I ran into a puzzling situation. I figure I must have set something wrong but I can’t think what it is. maybe lack of sleep…
A client sent me tracks to mix. Not a complex project, just 48 tracks. Anyway, I imported them into a new project and did all the work. Sent it back to him and he said it’s way too fast. Hmmm. After a lot of head-scratching, I decided to just change the tempo of the timeline. I wasn’t even using a click track as they were already finished tracks. The project tempo was defaulted to 120 and his tune was 92. When I changed the tempo of the project, it played back at the right speed. Huh? I could swear I never saw that before. Typically, I don’t even pay attention to the project tempo, especially if I’m mastering or mixing a song with many tempo changes. Why is the project tempo controlling the speed of the wav files? I thought for sure it used to only control midi.
What setting did I accidentally poke? Is that the time base vs musical on the audio track? I’d like to figure it out so I don’t run into this again. I looked fairly dumb for a moment.

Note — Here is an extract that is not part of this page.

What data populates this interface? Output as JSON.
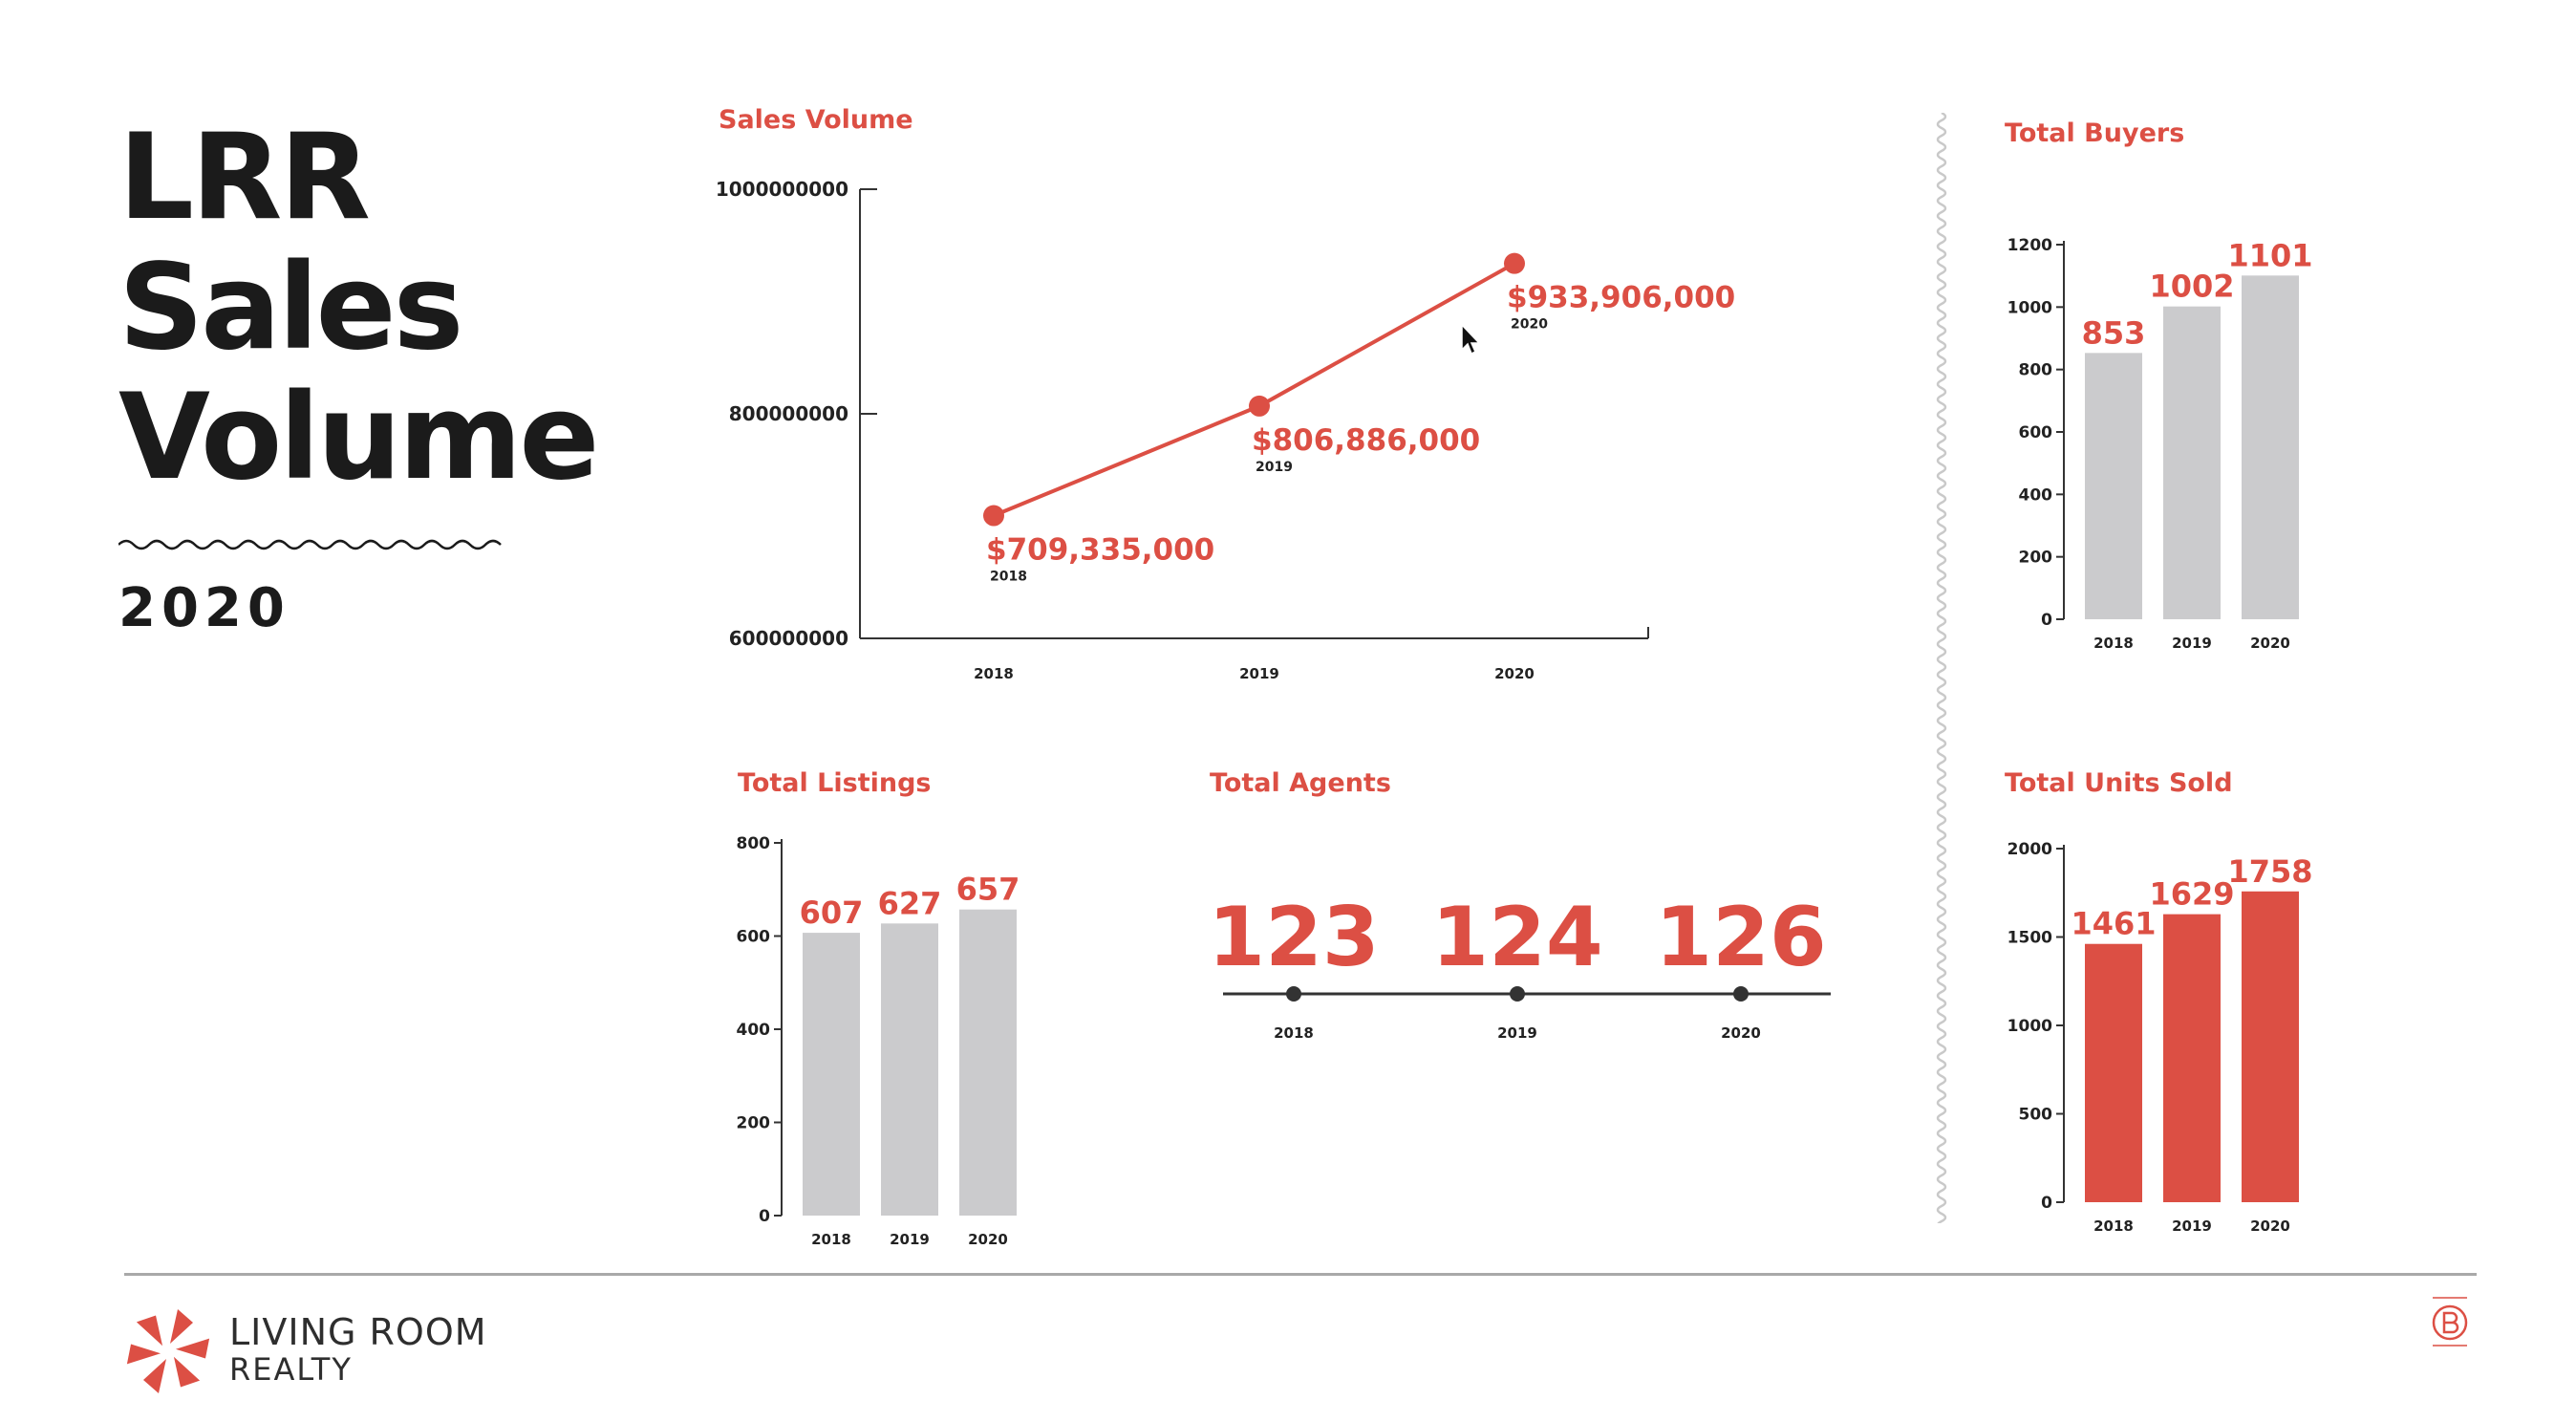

Sounds like all your tracks are in musical mode. Yes audio does follow the tempo in that mode. Check the header of the tracks in the edl and see if musical mode is activated. You might not see it so right click on the header and select track view options or whatever it’s called and unhide it if that the case.
This can be annoying for sure - I have time mode set on all my audio tracks in my templates which can quietly switch over to music mode when importing sound effects or music loops with edits done in an outside editor. I always have to keep an eye on the files and the tracks when importing new files for the first time. Fortunately, its an easy flip back to time mode and you’re on your way. Once you’ve done that switch on the files / tracks, I don’t believe they will switch back to music mode again, but certainly stay vigilant!
Thank you both for that information. It was making me lose my mind for a while there.